The President's Radio Address
Good morning. Spring is a season of renewal, not just of the world around us but of the ideals inside us, those that bind us together as a people. Millions of families will come together to celebrate Easter this weekend and Passover in the coming weeks, to reaffirm their faith in God and their commitment to our sacred values.
And in this season of renewal, I ask all Americans to reaffirm their commitment to this central ideal, that we are many people but one nation, bound together by shared values rooted in the essential dignity and meaning of every American's life and liberty. That is the root of the American idea of a community of equal, free, responsible citizens and the American dream to build the best possible future for our children.
The divide of race has been America's constant curse in pursuit of our ideals. The struggle to overcome it has been a defining part of our history. Racial and ethnic differences continue to divide and bedevil millions around the world. And as we become an ever more pluralistic society with people from every racial and ethnic group calling America home, our own future depends upon laying down the bitter fruits of hatred and lifting up the rich texture of our diversity and our common humanity.
We're not there yet, as we often see in the tragic stories in the news. Just last week in Chicago, a 13-year-old boy, riding his bike home from a basketball game, was brutally attacked and almost beaten to death, apparently for no other reason but the color of his skin. Lenard Clark is black; the young men accused of attacking him are white. This weekend, I hope all Americans join Hillary and me in a prayer for Lenard and his family.

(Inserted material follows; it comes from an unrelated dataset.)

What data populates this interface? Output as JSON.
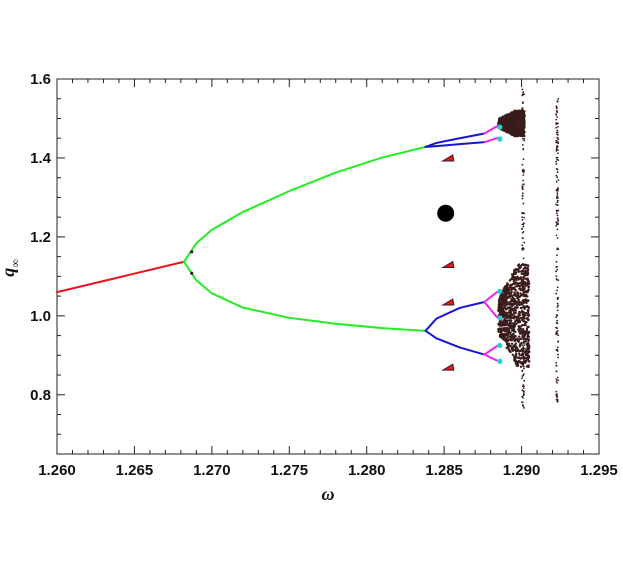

There is never an excuse for violence against innocent citizens. But this kind of savage, senseless assault, driven by nothing but hate, strikes at the very heart of America's ideals and threatens the promise of our future, no matter which racial or ethnic identity, the attackers' or the victim's. We must stand together as a nation against all crimes of hate and say they are wrong. We must condemn hate crimes whenever they happen. We must commit ourselves to prevent them from happening again. And we must sow the seeds of harmony and respect among our people.
And let's be honest with ourselves: racism in America is not confined to acts of physical violence. Every day, African-Americans and other minorities are forced to endure quiet acts of racism, bigoted remarks, housing and job discrimination. Even many people who think they are not being racist still hold to negative stereotypes and sometimes act on them. These acts may not harm the body, but when a mother and her child go to the grocery store and are followed around by a suspicious clerk, it does violence to their souls. We must stand against such quiet hatred just as surely as we condemn acts of physical violence, like those against Lenard Clark.

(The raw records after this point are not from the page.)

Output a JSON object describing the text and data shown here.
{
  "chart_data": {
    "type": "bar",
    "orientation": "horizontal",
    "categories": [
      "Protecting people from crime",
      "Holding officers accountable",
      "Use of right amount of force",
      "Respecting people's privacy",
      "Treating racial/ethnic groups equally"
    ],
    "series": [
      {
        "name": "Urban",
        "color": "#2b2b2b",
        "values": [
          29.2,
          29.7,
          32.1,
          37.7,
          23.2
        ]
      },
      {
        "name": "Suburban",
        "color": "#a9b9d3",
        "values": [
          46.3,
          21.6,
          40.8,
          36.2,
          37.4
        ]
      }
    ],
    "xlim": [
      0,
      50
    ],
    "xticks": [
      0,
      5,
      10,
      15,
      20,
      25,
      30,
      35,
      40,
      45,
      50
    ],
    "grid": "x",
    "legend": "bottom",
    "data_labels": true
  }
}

At the same time, black Americans must not look at the faces of Lenard Clark's attackers and see the face of white America. The acts of a few people must never become an excuse for blanket condemnation, for bigotry begins with stereotyping—stereotyping blacks and whites, Jews and Arabs, Hispanics and Native Americans, Asians, immigrants in general. It is all too common today, but it is still wrong.
In Chicago, we see leaders of different races and political philosophies coming together to decry the crime against Lenard Clark. That is good, and it is reason for hope.
The holidays of this season teach us that hope can spring forth from the darkest of times. Those of us who are Christians celebrate a risen God who died a painful, very human death to redeem the souls of all humanity without regard to race or station.
So as families come together to celebrate Easter and Passover, as parents reunite with their children, their brothers and sisters, and friends with each other, let us all take time to search our souls. Let us find the strength to reach across the lines that divide us on the surface and touch the common spirit that resides in every human heart.
And let us also remember there are some Americans who feel isolated from all of the rest of us in other ways, sometimes with truly tragic consequences, like the events just outside San Diego which have so stunned us all this week. Our prayers are with their families as well.
In this season of reflection, we must find kinship in our common humanity. In this season of renewal, we must renew our pledge to make America one Nation under God. In this season of redemption, we must all rise up above our differences to walk forward together on common ground, toward common dreams.
Thanks for listening.
NOTE: The address was recorded at 11:50 a.m. on March 28 in the Roosevelt Room at the White House for broadcast at 10:06 a.m. on March 29. In his address, the President referred to the mass suicide of Heaven's Gate cult members discovered on March 26.